Out and about in Barcelona

It is raining outside when I wake up, as forecast. I allow myself a leisurely morning and then wander up Las Ramblas to the Mercato Boqueria and indulge in a couple of fresh juice cups - mango/strawberry and later mango/pineapple. At 2 Euro a pop, they are refreshing and delicious sustenance and beckon from stalls everywhere. For some reason I just feel like mango juice. Which reminds me of when I was at a conference in Manila in 1995 at which, given I was pregnant and not drinking alcohol, I almost overdosed on the stuff.

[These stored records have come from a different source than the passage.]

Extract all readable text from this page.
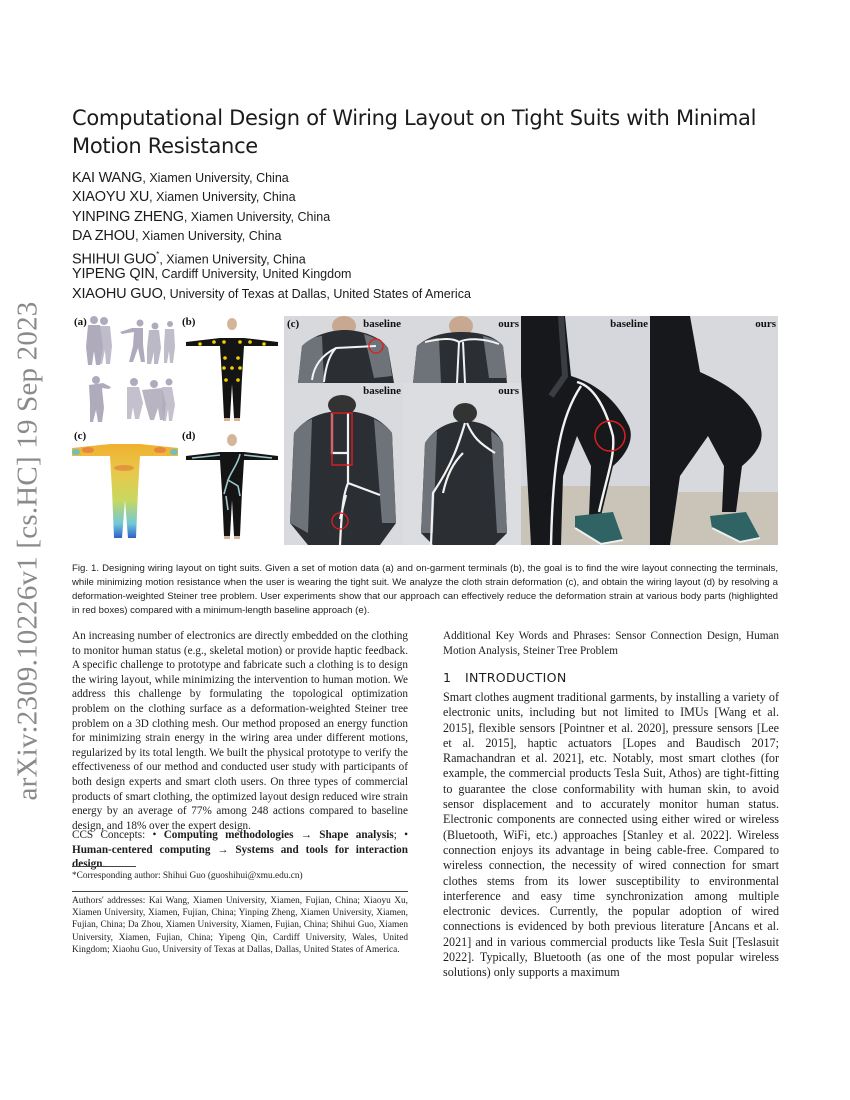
arXiv:2309.10226v1 [cs.HC] 19 Sep 2023
Computational Design of Wiring Layout on Tight Suits with Minimal Motion Resistance
KAI WANG, Xiamen University, China
XIAOYU XU, Xiamen University, China
YINPING ZHENG, Xiamen University, China
DA ZHOU, Xiamen University, China
SHIHUI GUO*, Xiamen University, China
YIPENG QIN, Cardiff University, United Kingdom
XIAOHU GUO, University of Texas at Dallas, United States of America
(a)	(b)
(c)	(d)
(c)	baseline	ours
baseline	ours
baseline	ours
Fig. 1. Designing wiring layout on tight suits. Given a set of motion data (a) and on-garment terminals (b), the goal is to find the wire layout connecting the terminals, while minimizing motion resistance when the user is wearing the tight suit. We analyze the cloth strain deformation (c), and obtain the wiring layout (d) by resolving a deformation-weighted Steiner tree problem. User experiments show that our approach can effectively reduce the deformation strain at various body parts (highlighted in red boxes) compared with a minimum-length baseline approach (e).
An increasing number of electronics are directly embedded on the clothing to monitor human status (e.g., skeletal motion) or provide haptic feedback. A specific challenge to prototype and fabricate such a clothing is to design the wiring layout, while minimizing the intervention to human motion. We address this challenge by formulating the topological optimization problem on the clothing surface as a deformation-weighted Steiner tree problem on a 3D clothing mesh. Our method proposed an energy function for minimizing strain energy in the wiring area under different motions, regularized by its total length. We built the physical prototype to verify the effectiveness of our method and conducted user study with participants of both design experts and smart cloth users. On three types of commercial products of smart clothing, the optimized layout design reduced wire strain energy by an average of 77% among 248 actions compared to baseline design, and 18% over the expert design.
CCS Concepts: • Computing methodologies → Shape analysis; • Human-centered computing → Systems and tools for interaction design.
*Corresponding author: Shihui Guo (guoshihui@xmu.edu.cn)
Authors' addresses: Kai Wang, Xiamen University, Xiamen, Fujian, China; Xiaoyu Xu, Xiamen University, Xiamen, Fujian, China; Yinping Zheng, Xiamen University, Xiamen, Fujian, China; Da Zhou, Xiamen University, Xiamen, Fujian, China; Shihui Guo, Xiamen University, Xiamen, Fujian, China; Yipeng Qin, Cardiff University, Wales, United Kingdom; Xiaohu Guo, University of Texas at Dallas, Dallas, United States of America.
Additional Key Words and Phrases: Sensor Connection Design, Human Motion Analysis, Steiner Tree Problem
1 INTRODUCTION
Smart clothes augment traditional garments, by installing a variety of electronic units, including but not limited to IMUs [Wang et al. 2015], flexible sensors [Pointner et al. 2020], pressure sensors [Lee et al. 2015], haptic actuators [Lopes and Baudisch 2017; Ramachandran et al. 2021], etc. Notably, most smart clothes (for example, the commercial products Tesla Suit, Athos) are tight-fitting to guarantee the close conformability with human skin, to avoid sensor displacement and to accurately monitor human status. Electronic components are connected using either wired or wireless (Bluetooth, WiFi, etc.) approaches [Stanley et al. 2022]. Wireless connection enjoys its advantage in being cable-free. Compared to wireless connection, the necessity of wired connection for smart clothes stems from its lower susceptibility to environmental interference and easy time synchronization among multiple electronic devices. Currently, the popular adoption of wired connections is evidenced by both previous literature [Ancans et al. 2021] and in various commercial products like Tesla Suit [Teslasuit 2022]. Typically, Bluetooth (as one of the most popular wireless solutions) only supports a maximum
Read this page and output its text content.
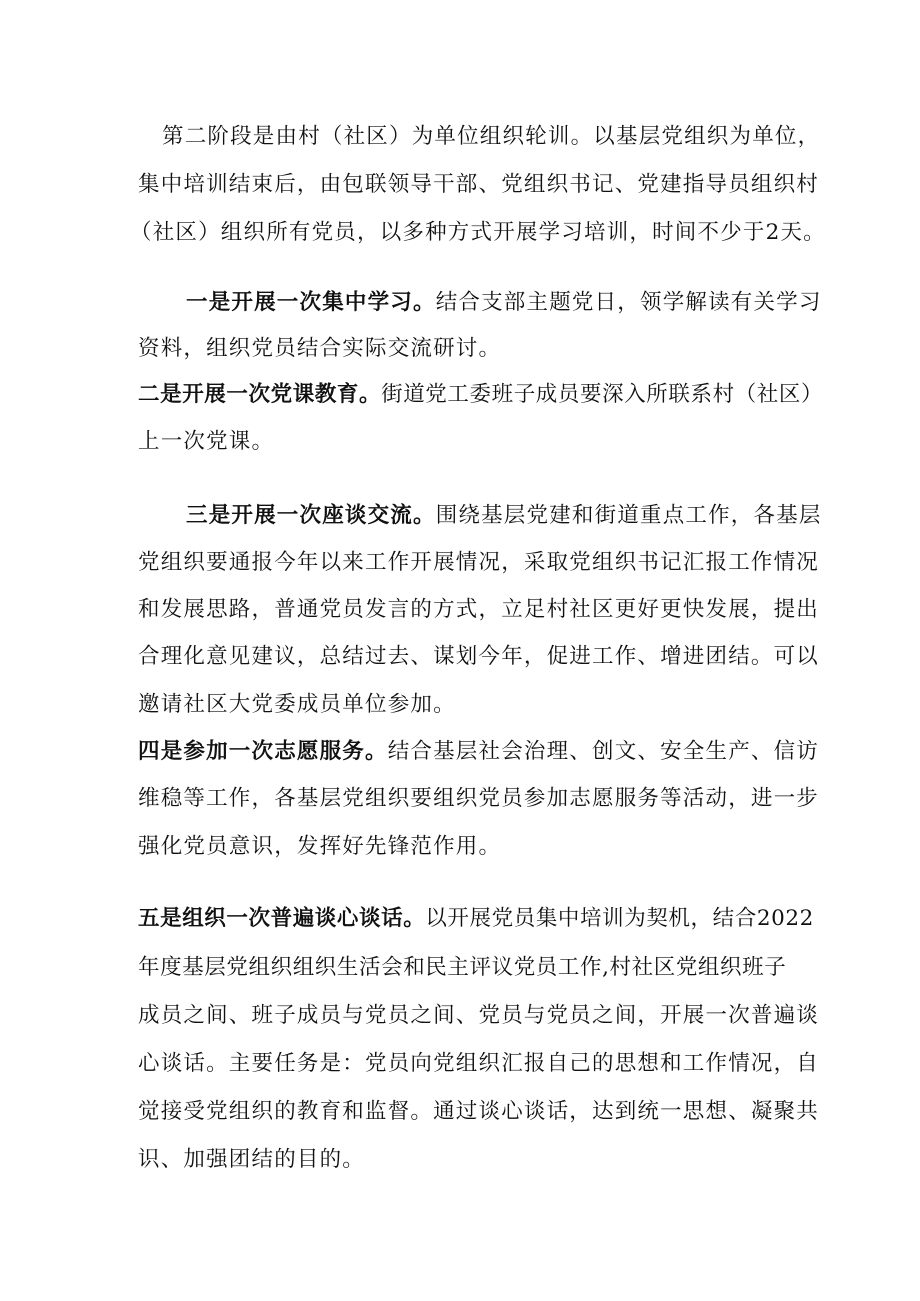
第二阶段是由村（社区）为单位组织轮训。以基层党组织为单位，
集中培训结束后，由包联领导干部、党组织书记、党建指导员组织村
（社区）组织所有党员，以多种方式开展学习培训，时间不少于2天。
一是开展一次集中学习。结合支部主题党日，领学解读有关学习
资料，组织党员结合实际交流研讨。
二是开展一次党课教育。街道党工委班子成员要深入所联系村（社区）
上一次党课。
三是开展一次座谈交流。围绕基层党建和街道重点工作，各基层
党组织要通报今年以来工作开展情况，采取党组织书记汇报工作情况
和发展思路，普通党员发言的方式，立足村社区更好更快发展，提出
合理化意见建议，总结过去、谋划今年，促进工作、增进团结。可以
邀请社区大党委成员单位参加。
四是参加一次志愿服务。结合基层社会治理、创文、安全生产、信访
维稳等工作，各基层党组织要组织党员参加志愿服务等活动，进一步
强化党员意识，发挥好先锋范作用。
五是组织一次普遍谈心谈话。以开展党员集中培训为契机，结合2022
年度基层党组织组织生活会和民主评议党员工作,村社区党组织班子
成员之间、班子成员与党员之间、党员与党员之间，开展一次普遍谈
心谈话。主要任务是：党员向党组织汇报自己的思想和工作情况，自
觉接受党组织的教育和监督。通过谈心谈话，达到统一思想、凝聚共
识、加强团结的目的。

At this market you'll find fruit, fish, empanadas, pastries, nuts, nougat, ham, chips, olives, gelato, potato twirls and also several stalls selling nothing but offal - tripe, pigs trotters, sheep heads, brains ... urgh. There are also many oysters stalls where they shuck to order. Much as a I love an oyster, it is a bit too early. 

The place is busy but not seething. It's cool and shady and perfect for a relaxed wander amongst food. I buy an Iberian ham & cheese baguette for 4 Euro and munch on half of it. It is the ideal scrumptious lunch. 






I amble back to the Placa de Reial with its shady palms and tables neatly encased within pillared archways. I have a beer at a cafe called "Cerveseria Colon" - a relaxed vibe, without the street hassle and touting that goes on in Las Ramblas. My waiter is excellent and my San Miguel beer (5.5 Euro) is icy cold and goes down a treat. 





I make some trip notes, sip my beer and watch the world go by. Strings of cyclists pass through regularly, in nose to tail trails. Tourists stroll from A to B. Locals go about their business. I am sure to hold on tight to my bag. After gaining a reputation as the pickpocket and mugging capital of Europe, illegally-minded individuals are likely to get pounced upon quickly by a policeman with a gun. I've never seen such a police presence.

Eventually it is time for me to prepare for my real reason for being in Barcelona - a visit to the Sagrada Familia. I've already booked my ticket online for 4pm entry. I make my way there by Metro ...

I take the green line three stops and the blue line two stops. I hop off at Sagrada Familia station and there, at street level, is the magnificent building I have come to see. Even with scaffolding, cranes and fencing, it is a sight to behold. I've seen it from the outside before but I am now about to see the magnificence of the inside. This is a good thing as it is just starting to rain ...

The Nativity Facade

OBSERVATION OF THE DAY:
The Metro system is excellent and ticket purchase simple. Do make sure you're on the right side of the track, going in the direction you're headed, before you enter through the turnstile. Masks are mandatory on public transport in Spain but not everyone is wearing one on my Metro ride, despite the constant announcements to do so.